Stephen takes Denise's dad out for a private talk. He interviews that he thought it was "his duty" to ask Dad whether he could marry Denise. Ah, yes, the discussion about transfer of ownership. So charming, that. Back in the pizza kitchen among the sauce and the crusts, Stephen acknowledges to Denise's dad that "this is not your standard situation," but he would like to ask "for [his] daughter's hand." You know, I don't completely hate the idea of having a conversation with a girl's family when you want to marry her, but the idea of actually singling out her dad and specifically making the "hand" remark is just...a little more than I can endorse. It's only a few steps short of the girl's family presenting the guy's family with a dowry consisting of three cows and a goat. And in this case, I guess, a frozen lasagna. Denise's dad basically says, "Yeah, marry her, that's fine," and they shake hands. Wow, that was a warm moment. Dad interviews that he was happy that Stephen had "the courtesy and decency" to ask him about marrying Denise. Hey, that's almost exactly what happened with Trista's dad and Ryan! Wait, are we sure that isn't Trista's dad? Anyway, whatever works on The Bachelor, I guess, is a safe bet for life. "I think they're going to make a great couple," Dad tells us. Back in the pizza kitchen, he says to Stephen, "Have a lot of little ones." This presumably reminds Stephen that if he marries Denise, he will have to touch her, so he's all ooged out again. Now that we've seen Denise's dad give Stephen the go-ahead, Stephen againterviews that Denise's dad gave him the go-ahead. A big family picture is taken. Cheese! (In more ways than one.)

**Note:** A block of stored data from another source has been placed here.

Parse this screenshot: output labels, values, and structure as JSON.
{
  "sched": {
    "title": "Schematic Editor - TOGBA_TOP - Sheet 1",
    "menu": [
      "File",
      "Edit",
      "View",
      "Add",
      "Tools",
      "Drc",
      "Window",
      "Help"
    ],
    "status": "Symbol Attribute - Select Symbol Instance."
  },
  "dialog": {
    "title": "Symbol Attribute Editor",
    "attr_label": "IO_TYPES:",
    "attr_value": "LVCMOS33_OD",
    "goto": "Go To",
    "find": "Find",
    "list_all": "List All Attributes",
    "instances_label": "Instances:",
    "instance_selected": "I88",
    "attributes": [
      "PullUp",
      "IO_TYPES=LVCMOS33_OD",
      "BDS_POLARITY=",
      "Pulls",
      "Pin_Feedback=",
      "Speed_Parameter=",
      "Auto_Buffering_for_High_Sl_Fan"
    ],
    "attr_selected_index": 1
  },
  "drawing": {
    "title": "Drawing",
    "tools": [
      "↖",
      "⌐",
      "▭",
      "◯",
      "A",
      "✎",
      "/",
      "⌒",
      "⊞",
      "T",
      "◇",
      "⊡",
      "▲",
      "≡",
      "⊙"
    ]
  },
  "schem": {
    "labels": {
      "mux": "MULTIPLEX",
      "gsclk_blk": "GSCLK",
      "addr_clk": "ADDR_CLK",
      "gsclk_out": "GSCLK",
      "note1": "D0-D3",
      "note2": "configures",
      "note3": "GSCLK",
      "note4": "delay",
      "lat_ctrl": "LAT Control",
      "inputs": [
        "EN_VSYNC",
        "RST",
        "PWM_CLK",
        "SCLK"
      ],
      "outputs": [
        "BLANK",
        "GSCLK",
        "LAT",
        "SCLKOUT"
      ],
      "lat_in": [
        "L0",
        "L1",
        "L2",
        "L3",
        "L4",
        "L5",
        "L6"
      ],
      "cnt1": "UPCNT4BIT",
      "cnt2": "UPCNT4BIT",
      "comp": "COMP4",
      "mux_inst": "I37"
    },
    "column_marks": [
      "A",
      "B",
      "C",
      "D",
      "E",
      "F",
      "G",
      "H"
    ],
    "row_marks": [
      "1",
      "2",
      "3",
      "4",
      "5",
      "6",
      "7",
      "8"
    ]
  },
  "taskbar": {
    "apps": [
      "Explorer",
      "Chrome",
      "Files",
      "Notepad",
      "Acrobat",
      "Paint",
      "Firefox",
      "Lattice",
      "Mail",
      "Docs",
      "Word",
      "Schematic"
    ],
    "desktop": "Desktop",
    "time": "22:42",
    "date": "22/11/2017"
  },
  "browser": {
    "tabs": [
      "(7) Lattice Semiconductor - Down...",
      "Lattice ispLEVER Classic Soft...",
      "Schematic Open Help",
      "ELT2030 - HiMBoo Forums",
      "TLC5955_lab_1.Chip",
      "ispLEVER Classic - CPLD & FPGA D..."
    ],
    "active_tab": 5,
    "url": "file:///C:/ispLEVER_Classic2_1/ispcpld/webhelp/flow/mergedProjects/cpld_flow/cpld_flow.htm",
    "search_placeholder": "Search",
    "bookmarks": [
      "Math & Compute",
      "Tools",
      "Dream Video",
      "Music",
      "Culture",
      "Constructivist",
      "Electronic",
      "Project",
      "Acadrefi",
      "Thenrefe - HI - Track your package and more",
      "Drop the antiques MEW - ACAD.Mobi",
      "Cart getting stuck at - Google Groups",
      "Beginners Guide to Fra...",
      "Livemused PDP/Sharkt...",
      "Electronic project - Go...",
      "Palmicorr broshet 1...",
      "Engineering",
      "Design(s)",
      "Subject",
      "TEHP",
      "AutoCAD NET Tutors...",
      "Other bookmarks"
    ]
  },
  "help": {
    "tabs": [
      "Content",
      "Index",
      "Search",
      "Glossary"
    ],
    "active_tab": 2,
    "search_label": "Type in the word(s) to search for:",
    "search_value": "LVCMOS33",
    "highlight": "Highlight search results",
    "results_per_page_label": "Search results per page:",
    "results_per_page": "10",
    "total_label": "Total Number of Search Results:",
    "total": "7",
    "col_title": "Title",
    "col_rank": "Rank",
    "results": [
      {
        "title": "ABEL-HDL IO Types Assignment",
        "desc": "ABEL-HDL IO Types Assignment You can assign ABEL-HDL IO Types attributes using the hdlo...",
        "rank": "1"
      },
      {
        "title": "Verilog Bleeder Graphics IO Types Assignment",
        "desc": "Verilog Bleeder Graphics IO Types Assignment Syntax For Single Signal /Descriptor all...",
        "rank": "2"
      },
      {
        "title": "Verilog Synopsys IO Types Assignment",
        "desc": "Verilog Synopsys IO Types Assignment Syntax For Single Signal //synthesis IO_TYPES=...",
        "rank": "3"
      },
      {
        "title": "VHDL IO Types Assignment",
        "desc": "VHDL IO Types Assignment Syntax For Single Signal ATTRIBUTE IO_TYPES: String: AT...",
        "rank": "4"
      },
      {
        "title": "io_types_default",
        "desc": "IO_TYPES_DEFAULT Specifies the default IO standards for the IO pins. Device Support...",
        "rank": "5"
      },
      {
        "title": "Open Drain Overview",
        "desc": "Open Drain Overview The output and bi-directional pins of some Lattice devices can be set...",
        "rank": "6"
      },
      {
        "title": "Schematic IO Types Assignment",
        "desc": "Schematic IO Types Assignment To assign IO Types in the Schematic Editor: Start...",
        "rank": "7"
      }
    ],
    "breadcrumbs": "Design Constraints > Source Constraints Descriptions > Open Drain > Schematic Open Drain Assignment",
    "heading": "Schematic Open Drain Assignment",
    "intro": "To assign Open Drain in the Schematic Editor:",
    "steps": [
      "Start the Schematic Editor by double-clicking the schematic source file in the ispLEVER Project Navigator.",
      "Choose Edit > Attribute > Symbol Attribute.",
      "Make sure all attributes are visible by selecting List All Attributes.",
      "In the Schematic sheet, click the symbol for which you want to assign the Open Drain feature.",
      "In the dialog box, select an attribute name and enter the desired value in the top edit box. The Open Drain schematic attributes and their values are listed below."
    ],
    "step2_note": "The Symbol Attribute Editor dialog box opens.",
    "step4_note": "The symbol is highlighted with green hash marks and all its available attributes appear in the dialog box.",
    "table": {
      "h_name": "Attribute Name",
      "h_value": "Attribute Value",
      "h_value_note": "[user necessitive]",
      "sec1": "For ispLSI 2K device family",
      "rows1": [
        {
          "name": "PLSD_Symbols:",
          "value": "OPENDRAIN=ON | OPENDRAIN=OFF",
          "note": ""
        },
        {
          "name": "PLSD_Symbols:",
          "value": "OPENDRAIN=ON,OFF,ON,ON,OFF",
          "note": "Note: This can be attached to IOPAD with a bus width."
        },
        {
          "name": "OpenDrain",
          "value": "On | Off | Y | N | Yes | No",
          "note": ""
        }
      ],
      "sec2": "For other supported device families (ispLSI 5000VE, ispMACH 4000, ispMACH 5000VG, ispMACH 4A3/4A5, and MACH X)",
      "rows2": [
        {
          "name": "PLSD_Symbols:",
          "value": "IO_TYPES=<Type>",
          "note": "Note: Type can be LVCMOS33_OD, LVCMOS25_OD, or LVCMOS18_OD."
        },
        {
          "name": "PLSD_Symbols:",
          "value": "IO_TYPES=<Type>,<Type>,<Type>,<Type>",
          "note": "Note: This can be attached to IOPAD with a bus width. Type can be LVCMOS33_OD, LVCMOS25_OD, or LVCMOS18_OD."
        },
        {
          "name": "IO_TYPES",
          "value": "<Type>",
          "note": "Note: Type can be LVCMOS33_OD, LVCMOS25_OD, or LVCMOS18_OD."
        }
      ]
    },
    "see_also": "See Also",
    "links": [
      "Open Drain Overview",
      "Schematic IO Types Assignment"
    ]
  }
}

At Tony's apartment in Los Angeles, Tony puts his arm around a chuckling Duane and leads him outside. He interviews that Duane is the closest thing that BJ has to a dad (that is so going on her therapy intake sheet), so Tony thought it was important to Duane to have Tony ask him for his blessing to marry BJ. With one hand on Duane's shoulder, Tony blathers about how they've connected "on a friendship level," and he thinks Duane is "amazing," and that Duane and BJ are "just incredible." "In doing so [what 'doing so' refers to is not explained], I'd like to ask your blessing for our union." Duane looks like he's trying not to crack up. He shoots the camera a hilarious "get this crazy-ass shit" look, and then he looks at Tony and very seriously says, "Yes." They hug. Tony interviews that Duane was happy to be asked. Duane says he was happy to be asked. In other words, Duane was happy to be asked. They hug some more. , we see Duane weeping to the camera about how hard it is when someone you don't know "takes someone that you love away from you." Apparently, Duane has been swamped by a tidal wave of melancholy all of a sudden.
The thing you know, Tony and BJ and Duane are all talking inside. Duane is explaining that everyone is happy for Billie Jeanne, and no one is thinking about the fact that he, Duane, is "the ultimate loser here." Because, of course, when your friends get engaged, the important thing to remember is that it's all about you. You! "I lose my friend, I lose my roommate," blah blah blah. Billie Jeanne explains that Duane then pulled her into the bathroom and proceeded to have a nervous breakdown of sorts about how he "couldn't take this anymore" (huh?) and was so upset about her getting married and everything. We hear Duane sobbing on the other side of the bathroom door. "Everyone else is having fun except for meeee," he snorfles. Billie Jeanne says that Duane's "emotions" and "how he really feels about [her]" are being "exposed" as a result of this very intense situation. Duane then correctly sobs through the door that everyone is probably laughing at him. Well, I know I am, anyway. "I'm tired of the whole scenario," he says. Have I mentioned that it appears that at the time this was taped, the "whole scenario" had been going on for less than two weeks, and had involved Duane for about three days? Duane needs more scenario-related coping skills, I have to say. He then, for some reason, refers to himself as "the token queer" (objection: irrelevant) and talks about his emotions and something something and this is about as much of Tony's bathroom door as I really need to see in dramatic Floor-Perspective-Cam. We hear a nose blown loudly. BJ's friend Paige walks up and knocks, but Duane says, "Go away!" Paige says, "It's Paige." Duane says, "That's nice! Go away!" What an ass, seriously. Way to make your friend's entire engagement about you and your personal suffering. You can tell he's one of those guys who finds himself adorably quirky, but I personally think he just sucks.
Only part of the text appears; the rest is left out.